While I was working in some exercise about filters, a question came to my mind: let $X$ a set and $F\subseteq X$ a non empty finite set. How many ultrafilters $U$ there are such that $F\in U$? I think that there exist a unique ultrafilter that contains $F$ but I can't see why or how to prove but my intuition says that it is true. Am I wrong?
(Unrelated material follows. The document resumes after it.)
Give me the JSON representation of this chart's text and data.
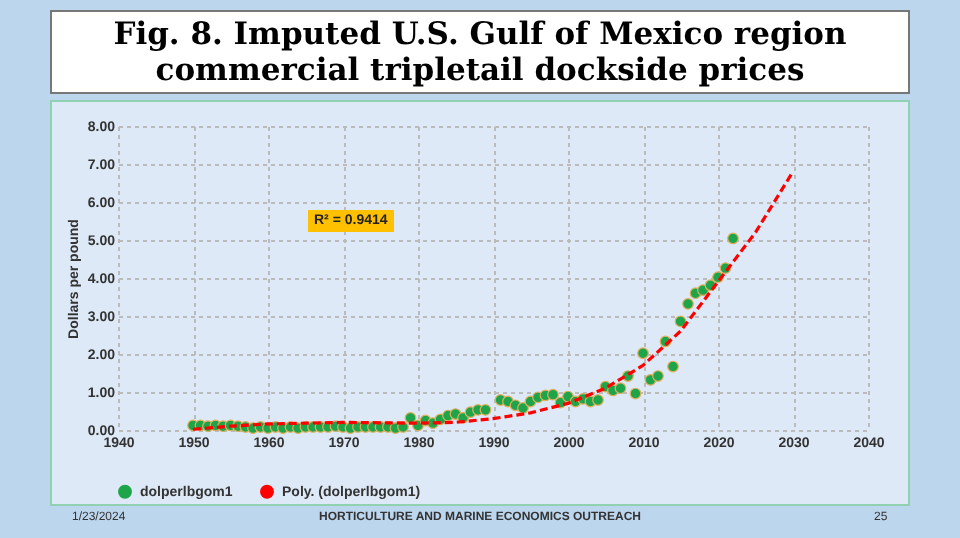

My work: take $F$ a non empty and finite subset of $X$. Suposse that there exist two different ultrafilters $U$ and $V$ such that $F\in U$ and $F\in V$. Since $U\neq V$, w.l.g., we can take $A\in U\setminus V$. Then $A\notin V$ but $V$ is an ultrafilter and therefore $X\setminus A\in V$. Moreover, $F\cap (X\setminus A)\neq\emptyset$ and $F\cap A\neq\emptyset$. But then, from here, what can I do? If my intuition is wrong, then, is there a bound over the number of ultrafilters that contains a fixed finite set? Thanks.
Suppose that $F$ is a non-empty finite subset of $X$, and let $\mathscr{U}$ be an ultrafilter on $X$ such that $F\in\mathscr{U}$. Let $F=\{x_1,\ldots,x_n\}$, and for $k=1,\ldots,n$ let $A_k=X\setminus\{x_k\}$. Suppose that $\{x_k\}\notin\mathscr{U}$ for each $k\in\{1,\ldots,n\}$; then for each $k\in\{1,\ldots,n\}$ we must have $A_k\in\mathscr{U}$, and therefore $\bigcap_{k=1}^nA_k\in\mathscr{U}$. But $\bigcap_{k=1}^nA_k=X\setminus F$, which is certainly not in $\mathscr{U}$, since $F\in\mathscr{U}$. This contradiction shows that there must be some $k\in\{1,\ldots,n\}$ such that $\{x_k\}\in\mathscr{U}$, and in that case $\mathscr{U}$ is the fixed (or principal) ultrafilter over $x_k$:
$$\mathscr{U}=\{U\subseteq X:x_k\in U\}\;.$$
Conversely, if $x\in F$, then $\mathscr{U}_x=\{U\subseteq X:x\in U\}$ is an ultrafilter on $X$, and clearly $F\in\mathscr{U}$. Thus, the ultrafilters on $X$ that contain $F$ are precisely the fixed ultrafilters over the elements of $F$, and there are therefore $|F|$ of them.